Ditulis oleh seorang “jawa badui”, (Bukan Arab Badui, dan tidak semua orang Jawa adalah Badui. Seorang yang sedang berjuang dalam barisan da’wah ini, meskipun dengan kontribusi yang masih sangat kecil sekali.) |
kisah yang menarik...
saya jadi teringat ama DMM 2003
lupa materi apaan,yg jelas pengisinya Sony Sugema.
si bapak nanya ke peserta dmm, "siapa aja disini yg bercita-cita menyelamatkn Al Quds?"
tau ga,yg ngacung berapa orang?
cuman satu.waktu sy ceritakan ke temen,dia bilang, "padahal cita-cita kan ga bayar ya Pit".
Yah,yang jelas,mo cita-cita gratisan atopun bayar kek,kalo ga pernah dibayangkan atopun diimpikan,akan susah direalisasikan menjadi sebuah kenyataan.
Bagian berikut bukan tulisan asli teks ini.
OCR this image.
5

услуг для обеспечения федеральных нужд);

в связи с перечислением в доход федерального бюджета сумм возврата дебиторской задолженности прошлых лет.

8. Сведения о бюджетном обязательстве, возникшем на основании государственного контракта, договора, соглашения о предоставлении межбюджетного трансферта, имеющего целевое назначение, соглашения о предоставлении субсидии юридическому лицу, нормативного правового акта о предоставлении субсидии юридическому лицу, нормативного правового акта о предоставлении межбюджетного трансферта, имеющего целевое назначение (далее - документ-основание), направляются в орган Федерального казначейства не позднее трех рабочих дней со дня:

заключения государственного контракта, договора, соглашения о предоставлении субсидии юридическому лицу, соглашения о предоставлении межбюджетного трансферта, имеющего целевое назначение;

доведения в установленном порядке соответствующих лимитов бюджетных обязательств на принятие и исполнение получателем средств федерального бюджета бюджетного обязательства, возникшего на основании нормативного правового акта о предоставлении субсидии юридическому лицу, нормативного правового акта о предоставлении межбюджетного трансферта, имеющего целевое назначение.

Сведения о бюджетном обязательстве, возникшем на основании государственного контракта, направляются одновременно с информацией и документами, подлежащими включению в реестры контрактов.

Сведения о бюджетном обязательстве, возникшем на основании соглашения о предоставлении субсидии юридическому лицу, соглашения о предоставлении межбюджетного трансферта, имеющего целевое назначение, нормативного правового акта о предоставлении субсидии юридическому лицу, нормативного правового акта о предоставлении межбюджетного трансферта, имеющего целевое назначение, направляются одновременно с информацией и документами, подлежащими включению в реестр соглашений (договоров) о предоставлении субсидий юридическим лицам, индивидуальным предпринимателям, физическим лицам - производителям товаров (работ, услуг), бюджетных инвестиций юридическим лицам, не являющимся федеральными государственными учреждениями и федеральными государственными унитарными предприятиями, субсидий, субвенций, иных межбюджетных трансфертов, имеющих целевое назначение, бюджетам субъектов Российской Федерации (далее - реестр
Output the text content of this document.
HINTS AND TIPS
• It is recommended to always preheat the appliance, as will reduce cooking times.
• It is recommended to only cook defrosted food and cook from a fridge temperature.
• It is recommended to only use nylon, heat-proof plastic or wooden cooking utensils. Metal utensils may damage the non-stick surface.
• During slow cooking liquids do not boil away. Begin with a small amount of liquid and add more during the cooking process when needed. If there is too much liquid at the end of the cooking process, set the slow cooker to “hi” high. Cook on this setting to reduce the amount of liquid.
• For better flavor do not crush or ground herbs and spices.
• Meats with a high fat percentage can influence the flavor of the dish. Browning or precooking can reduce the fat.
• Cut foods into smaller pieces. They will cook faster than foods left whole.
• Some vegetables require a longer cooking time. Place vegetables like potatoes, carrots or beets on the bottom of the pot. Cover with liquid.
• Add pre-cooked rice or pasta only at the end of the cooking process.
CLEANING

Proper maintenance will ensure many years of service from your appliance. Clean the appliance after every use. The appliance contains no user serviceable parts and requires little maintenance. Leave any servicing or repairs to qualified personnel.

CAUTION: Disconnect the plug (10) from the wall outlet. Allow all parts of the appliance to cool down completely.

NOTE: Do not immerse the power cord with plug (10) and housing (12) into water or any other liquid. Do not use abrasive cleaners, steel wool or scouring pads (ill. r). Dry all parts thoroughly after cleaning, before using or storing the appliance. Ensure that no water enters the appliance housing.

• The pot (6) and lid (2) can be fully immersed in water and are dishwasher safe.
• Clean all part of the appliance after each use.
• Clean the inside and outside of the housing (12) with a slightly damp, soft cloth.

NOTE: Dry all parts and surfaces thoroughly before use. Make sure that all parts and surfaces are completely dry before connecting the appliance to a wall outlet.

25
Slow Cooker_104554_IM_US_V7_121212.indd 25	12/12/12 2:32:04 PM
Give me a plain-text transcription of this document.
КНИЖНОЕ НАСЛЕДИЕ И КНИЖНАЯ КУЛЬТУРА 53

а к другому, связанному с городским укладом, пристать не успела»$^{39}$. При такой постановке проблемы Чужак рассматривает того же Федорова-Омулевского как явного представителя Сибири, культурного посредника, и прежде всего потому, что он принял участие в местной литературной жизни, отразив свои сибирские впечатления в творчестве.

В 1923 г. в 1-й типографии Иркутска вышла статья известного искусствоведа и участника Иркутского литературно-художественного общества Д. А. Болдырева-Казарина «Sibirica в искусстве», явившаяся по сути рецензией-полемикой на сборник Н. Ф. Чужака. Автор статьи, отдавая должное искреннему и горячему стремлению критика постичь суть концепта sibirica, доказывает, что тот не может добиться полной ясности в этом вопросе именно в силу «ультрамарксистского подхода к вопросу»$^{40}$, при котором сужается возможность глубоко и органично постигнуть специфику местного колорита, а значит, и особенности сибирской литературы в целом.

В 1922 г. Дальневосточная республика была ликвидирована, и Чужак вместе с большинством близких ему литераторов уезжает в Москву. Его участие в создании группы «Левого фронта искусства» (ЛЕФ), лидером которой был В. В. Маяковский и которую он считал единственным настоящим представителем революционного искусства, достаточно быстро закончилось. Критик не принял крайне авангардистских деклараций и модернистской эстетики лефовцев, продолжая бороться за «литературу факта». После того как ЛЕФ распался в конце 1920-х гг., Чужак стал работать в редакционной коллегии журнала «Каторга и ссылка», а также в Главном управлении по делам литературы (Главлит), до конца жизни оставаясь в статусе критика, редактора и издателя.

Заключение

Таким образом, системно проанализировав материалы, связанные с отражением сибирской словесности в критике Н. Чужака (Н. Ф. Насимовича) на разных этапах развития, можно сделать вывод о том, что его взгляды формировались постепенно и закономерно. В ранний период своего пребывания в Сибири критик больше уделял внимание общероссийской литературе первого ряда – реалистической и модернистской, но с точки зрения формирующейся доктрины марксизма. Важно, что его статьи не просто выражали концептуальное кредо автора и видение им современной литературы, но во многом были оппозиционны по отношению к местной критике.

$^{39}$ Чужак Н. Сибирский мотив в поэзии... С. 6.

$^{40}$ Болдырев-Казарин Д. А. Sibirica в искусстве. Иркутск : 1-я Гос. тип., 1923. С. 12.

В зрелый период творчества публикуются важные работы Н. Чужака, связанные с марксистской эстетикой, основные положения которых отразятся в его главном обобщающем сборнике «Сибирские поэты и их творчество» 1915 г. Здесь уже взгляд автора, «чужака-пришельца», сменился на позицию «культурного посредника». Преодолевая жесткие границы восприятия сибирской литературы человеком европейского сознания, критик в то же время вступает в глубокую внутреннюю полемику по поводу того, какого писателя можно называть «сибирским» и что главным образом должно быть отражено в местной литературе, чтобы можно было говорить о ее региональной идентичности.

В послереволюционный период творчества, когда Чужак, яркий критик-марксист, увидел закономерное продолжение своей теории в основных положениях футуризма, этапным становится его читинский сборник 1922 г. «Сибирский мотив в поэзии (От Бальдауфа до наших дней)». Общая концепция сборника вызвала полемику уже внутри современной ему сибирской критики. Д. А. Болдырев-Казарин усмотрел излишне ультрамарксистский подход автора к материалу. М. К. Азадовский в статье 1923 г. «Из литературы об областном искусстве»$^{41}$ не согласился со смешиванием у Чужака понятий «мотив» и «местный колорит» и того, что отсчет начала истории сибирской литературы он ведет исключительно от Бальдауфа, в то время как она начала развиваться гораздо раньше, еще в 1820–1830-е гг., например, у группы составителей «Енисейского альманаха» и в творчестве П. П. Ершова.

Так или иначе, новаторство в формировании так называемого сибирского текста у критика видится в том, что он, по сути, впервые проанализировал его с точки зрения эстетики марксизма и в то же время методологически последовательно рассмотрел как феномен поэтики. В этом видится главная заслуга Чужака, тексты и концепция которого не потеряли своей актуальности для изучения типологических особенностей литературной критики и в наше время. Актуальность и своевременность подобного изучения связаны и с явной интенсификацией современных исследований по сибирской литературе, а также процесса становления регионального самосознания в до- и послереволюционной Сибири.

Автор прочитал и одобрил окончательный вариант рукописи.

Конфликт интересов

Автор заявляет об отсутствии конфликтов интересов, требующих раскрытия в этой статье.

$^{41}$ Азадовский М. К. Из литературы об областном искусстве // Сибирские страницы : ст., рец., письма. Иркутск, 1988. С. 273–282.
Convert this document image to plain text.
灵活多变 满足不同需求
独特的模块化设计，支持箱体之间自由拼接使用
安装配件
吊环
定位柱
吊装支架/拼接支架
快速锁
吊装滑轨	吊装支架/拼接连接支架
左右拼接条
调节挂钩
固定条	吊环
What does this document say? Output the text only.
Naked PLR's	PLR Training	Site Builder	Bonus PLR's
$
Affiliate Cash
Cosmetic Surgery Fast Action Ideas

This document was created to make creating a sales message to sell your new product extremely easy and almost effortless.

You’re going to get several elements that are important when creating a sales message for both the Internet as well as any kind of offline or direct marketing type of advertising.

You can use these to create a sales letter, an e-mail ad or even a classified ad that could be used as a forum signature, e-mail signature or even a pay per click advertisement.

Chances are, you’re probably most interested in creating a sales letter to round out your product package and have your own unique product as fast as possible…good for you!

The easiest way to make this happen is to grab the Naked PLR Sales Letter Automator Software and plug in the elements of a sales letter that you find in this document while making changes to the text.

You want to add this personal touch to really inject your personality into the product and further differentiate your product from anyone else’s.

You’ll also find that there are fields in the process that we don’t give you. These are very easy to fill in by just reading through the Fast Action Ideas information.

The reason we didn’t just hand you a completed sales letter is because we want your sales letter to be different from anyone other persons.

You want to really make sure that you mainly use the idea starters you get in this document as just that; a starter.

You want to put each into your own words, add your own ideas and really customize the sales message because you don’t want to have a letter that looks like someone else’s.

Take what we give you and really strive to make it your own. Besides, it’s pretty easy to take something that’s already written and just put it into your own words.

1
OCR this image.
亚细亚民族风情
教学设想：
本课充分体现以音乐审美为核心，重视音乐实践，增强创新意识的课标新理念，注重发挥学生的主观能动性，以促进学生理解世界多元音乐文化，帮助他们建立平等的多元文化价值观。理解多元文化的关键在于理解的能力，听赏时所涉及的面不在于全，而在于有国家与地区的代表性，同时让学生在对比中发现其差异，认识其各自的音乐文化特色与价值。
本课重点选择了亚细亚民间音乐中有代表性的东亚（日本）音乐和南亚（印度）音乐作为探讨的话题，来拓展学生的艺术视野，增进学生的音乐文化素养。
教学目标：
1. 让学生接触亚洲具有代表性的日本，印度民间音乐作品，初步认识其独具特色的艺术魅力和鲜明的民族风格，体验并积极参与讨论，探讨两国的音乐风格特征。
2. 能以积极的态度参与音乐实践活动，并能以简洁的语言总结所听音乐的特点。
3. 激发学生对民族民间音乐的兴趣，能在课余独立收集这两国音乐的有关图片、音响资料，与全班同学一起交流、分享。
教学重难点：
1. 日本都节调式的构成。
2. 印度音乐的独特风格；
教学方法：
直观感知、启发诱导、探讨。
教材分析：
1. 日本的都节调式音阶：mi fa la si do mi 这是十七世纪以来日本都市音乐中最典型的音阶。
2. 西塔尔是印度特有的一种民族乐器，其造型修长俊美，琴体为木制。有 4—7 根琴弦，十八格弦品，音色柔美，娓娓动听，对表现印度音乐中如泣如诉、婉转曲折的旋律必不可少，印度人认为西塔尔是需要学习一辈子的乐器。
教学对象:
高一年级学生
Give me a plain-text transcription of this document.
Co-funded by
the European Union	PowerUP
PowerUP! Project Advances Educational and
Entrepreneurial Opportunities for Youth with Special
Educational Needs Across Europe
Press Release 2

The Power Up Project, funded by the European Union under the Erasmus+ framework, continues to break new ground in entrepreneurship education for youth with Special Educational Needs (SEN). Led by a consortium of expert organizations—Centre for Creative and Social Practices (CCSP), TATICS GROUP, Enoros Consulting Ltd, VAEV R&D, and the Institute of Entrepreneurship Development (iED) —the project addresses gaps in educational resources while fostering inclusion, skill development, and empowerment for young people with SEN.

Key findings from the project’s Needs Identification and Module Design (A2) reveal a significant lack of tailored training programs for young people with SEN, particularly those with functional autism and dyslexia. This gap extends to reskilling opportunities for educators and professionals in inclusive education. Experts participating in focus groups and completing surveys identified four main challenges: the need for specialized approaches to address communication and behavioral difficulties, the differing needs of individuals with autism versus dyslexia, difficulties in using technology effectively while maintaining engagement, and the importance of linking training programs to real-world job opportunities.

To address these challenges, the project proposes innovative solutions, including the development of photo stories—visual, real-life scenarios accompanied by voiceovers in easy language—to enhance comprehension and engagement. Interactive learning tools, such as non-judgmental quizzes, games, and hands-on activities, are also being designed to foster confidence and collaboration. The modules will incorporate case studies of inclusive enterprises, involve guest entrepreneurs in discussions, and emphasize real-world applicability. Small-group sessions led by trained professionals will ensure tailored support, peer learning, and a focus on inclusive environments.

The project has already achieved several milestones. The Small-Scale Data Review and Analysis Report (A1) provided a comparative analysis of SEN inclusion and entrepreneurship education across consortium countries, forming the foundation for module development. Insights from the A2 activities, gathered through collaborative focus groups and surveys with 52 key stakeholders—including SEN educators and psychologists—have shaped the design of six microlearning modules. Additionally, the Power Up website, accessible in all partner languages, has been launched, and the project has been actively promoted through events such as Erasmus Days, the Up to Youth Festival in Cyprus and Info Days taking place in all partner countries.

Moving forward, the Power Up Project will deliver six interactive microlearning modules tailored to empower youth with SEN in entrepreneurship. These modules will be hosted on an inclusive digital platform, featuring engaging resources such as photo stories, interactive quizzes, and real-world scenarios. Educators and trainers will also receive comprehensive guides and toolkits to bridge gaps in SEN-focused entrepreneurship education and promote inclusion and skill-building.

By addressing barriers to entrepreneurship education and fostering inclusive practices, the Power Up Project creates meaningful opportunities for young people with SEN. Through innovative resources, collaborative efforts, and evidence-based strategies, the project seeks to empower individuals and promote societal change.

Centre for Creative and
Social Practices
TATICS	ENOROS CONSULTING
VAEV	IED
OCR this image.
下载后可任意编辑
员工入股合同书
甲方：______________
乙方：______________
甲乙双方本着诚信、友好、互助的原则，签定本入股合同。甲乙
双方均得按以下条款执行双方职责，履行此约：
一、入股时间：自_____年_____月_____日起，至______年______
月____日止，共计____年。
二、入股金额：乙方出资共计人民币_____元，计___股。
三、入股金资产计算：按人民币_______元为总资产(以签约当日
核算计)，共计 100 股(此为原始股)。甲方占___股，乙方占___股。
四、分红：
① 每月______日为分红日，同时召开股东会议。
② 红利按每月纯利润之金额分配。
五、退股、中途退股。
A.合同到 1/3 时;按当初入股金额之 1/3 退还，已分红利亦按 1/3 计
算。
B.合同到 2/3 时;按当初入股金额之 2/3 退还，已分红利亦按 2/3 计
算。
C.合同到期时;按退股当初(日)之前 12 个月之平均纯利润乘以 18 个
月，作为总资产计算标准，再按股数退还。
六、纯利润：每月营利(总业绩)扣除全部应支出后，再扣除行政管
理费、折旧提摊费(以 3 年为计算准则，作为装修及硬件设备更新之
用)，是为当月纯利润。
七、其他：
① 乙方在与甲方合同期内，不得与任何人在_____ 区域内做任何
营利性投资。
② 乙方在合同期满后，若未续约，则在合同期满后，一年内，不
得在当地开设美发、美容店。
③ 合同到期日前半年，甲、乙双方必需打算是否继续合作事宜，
Seperti yg pernah dikatakan syaikh Hasan Al Banna :
Janganlah kalian putus harapan, karena putus harapan bukanlah akhlak Islam. Apa yang kini terjadi adalah impian kemarin, impian sekarang adalah kenyataan hari esok. Sementara itu, orang-orang lemah tetap lemah sepanjang hidupnya, orang kuat tidak akan abadi dengan kekuatannya untuk selama-lamanya.